Figure 1.

Epithelial-to-mesenchymal transition in mOSE cells treated with TGFβ1 (10 ng/mL). A: mOSE cells display actin cytoskeletal rearrangement upon TGFβ1 treatment (4 d), as determined by ACTIN immunofluorescence (representative image, N = 6). B: TGFβ1 enhances mOSE cell migration for 24 h of treatment compared to untreated controls (N = 3, ANCOVA, R² = 0.82 and 0.97 for control and TGFβ1 treatment respectively). C: TGFβ1 treatment of mOSE cells decreases CDH1 (91% at 96 h of treatment) compared to untreated controls, as determined by western blot. β-ACTIN was used as a loading control (representative western blot, N = 3, One-way ANOVA with Dunnett’s post-test).
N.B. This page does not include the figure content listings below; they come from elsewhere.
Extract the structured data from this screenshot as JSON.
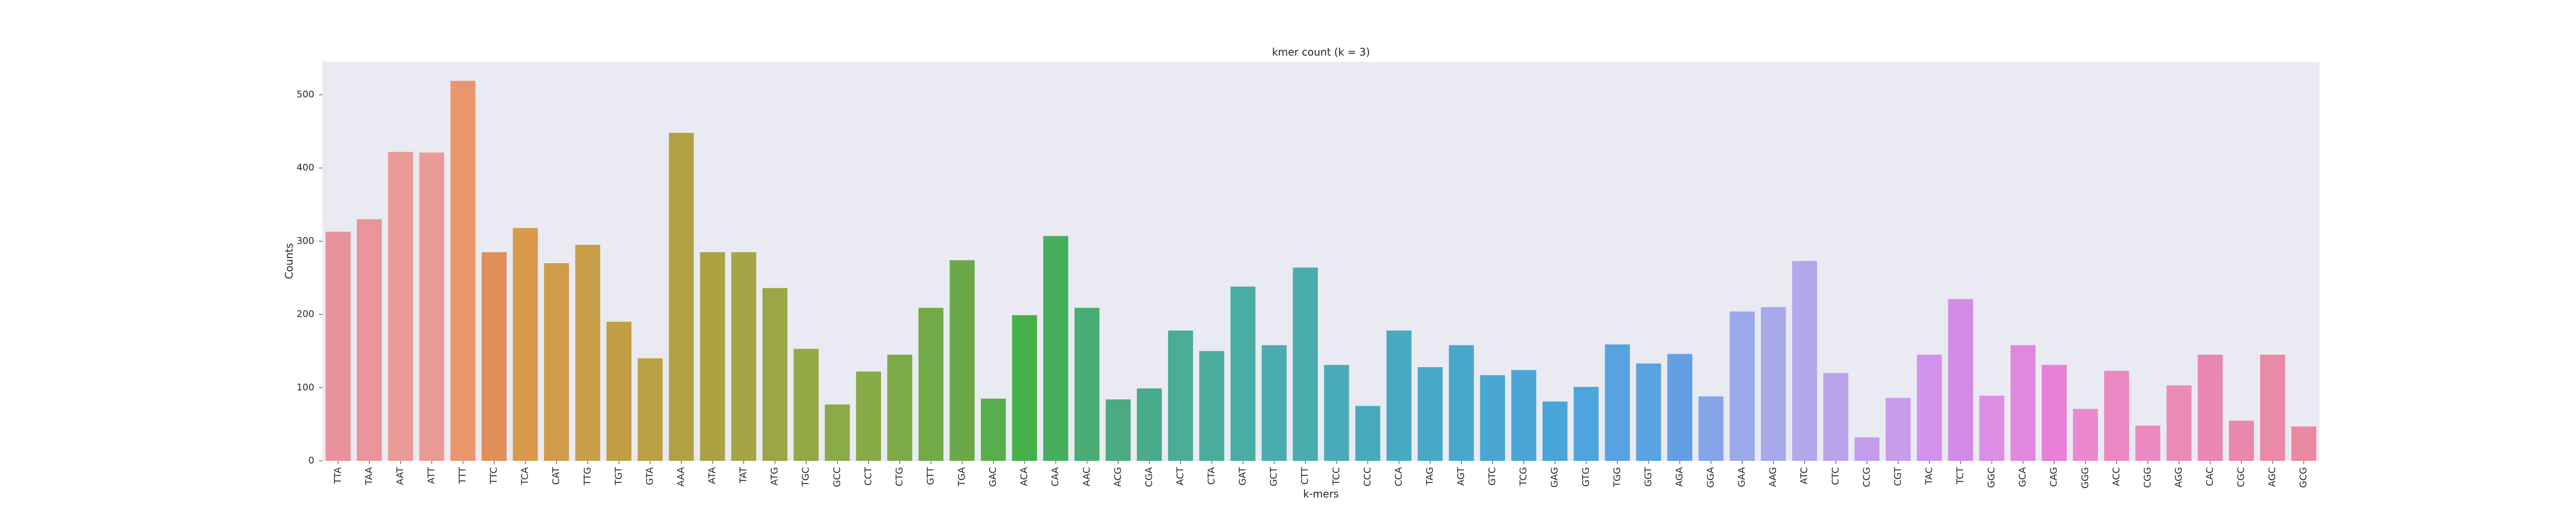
{
  "chart_data": {
    "type": "bar",
    "title": "kmer count (k = 3)",
    "xlabel": "k-mers",
    "ylabel": "Counts",
    "ylim": [
      0,
      545
    ],
    "yticks": [
      0,
      100,
      200,
      300,
      400,
      500
    ],
    "grid": false,
    "background": "#eaeaf2",
    "categories": [
      "TTA",
      "TAA",
      "AAT",
      "ATT",
      "TTT",
      "TTC",
      "TCA",
      "CAT",
      "TTG",
      "TGT",
      "GTA",
      "AAA",
      "ATA",
      "TAT",
      "ATG",
      "TGC",
      "GCC",
      "CCT",
      "CTG",
      "GTT",
      "TGA",
      "GAC",
      "ACA",
      "CAA",
      "AAC",
      "ACG",
      "CGA",
      "ACT",
      "CTA",
      "GAT",
      "GCT",
      "CTT",
      "TCC",
      "CCC",
      "CCA",
      "TAG",
      "AGT",
      "GTC",
      "TCG",
      "GAG",
      "GTG",
      "TGG",
      "GGT",
      "AGA",
      "GGA",
      "GAA",
      "AAG",
      "ATC",
      "CTC",
      "CCG",
      "CGT",
      "TAC",
      "TCT",
      "GGC",
      "GCA",
      "CAG",
      "GGG",
      "ACC",
      "CGG",
      "AGG",
      "CAC",
      "CGC",
      "AGC",
      "GCG"
    ],
    "values": [
      313,
      330,
      422,
      421,
      519,
      285,
      318,
      270,
      295,
      190,
      140,
      448,
      285,
      285,
      236,
      153,
      77,
      122,
      145,
      209,
      274,
      85,
      199,
      307,
      209,
      84,
      99,
      178,
      150,
      238,
      158,
      264,
      131,
      75,
      178,
      128,
      158,
      117,
      124,
      81,
      101,
      159,
      133,
      146,
      88,
      204,
      210,
      273,
      120,
      32,
      86,
      145,
      221,
      89,
      158,
      131,
      71,
      123,
      48,
      103,
      145,
      55,
      145,
      47
    ],
    "colors": [
      "#e8929c",
      "#e9959a",
      "#e99b95",
      "#e99b95",
      "#e9966d",
      "#e08f59",
      "#d99a4e",
      "#d09c4a",
      "#c99e48",
      "#c29e45",
      "#b9a143",
      "#b2a144",
      "#aca244",
      "#a5a545",
      "#9ca646",
      "#94a846",
      "#8aab48",
      "#86ab47",
      "#7daa48",
      "#73aa48",
      "#6ba948",
      "#58ae4d",
      "#45af4a",
      "#47ae5e",
      "#49ad73",
      "#4aab82",
      "#4aab8b",
      "#4aac95",
      "#4aac9c",
      "#4aada5",
      "#4aacaf",
      "#4aacac",
      "#49abb8",
      "#48abbd",
      "#48a9c2",
      "#48a9c6",
      "#48a8ca",
      "#49a7cf",
      "#4aa6d5",
      "#4aa5d9",
      "#4ea4dc",
      "#56a3e0",
      "#5ba2e0",
      "#649fe3",
      "#84a6e9",
      "#9aa9ea",
      "#a6aaea",
      "#b4a8ec",
      "#baa2ea",
      "#c29deb",
      "#c99beb",
      "#d092ea",
      "#d38be5",
      "#da8ee4",
      "#e088e0",
      "#e87fd8",
      "#eb88d0",
      "#eb88c2",
      "#eb8ac0",
      "#eb8cb8",
      "#e987b3",
      "#e988ab",
      "#e98aa6",
      "#e98aa1"
    ]
  }
}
D: mOSE cells treated with TGFβ1 have increased Snail expression compared to untreated controls, as determined by Q-PCR (top) and western blot (bottom). β-ACTIN was used as a loading control. mOSE cells were treated with TGFβ1 for up to 168 h for Q-PCR and up to 96 h for western blot (N = 3, One-way ANOVA with Dunnett’s post-test). *** and **** indicate a significant difference from the untreated control group, P < 0.001 and P < 0.0001 respectively. Scale bar = 15 μm. RQ = relative quantity. Experiments were performed using cells under passage number 25.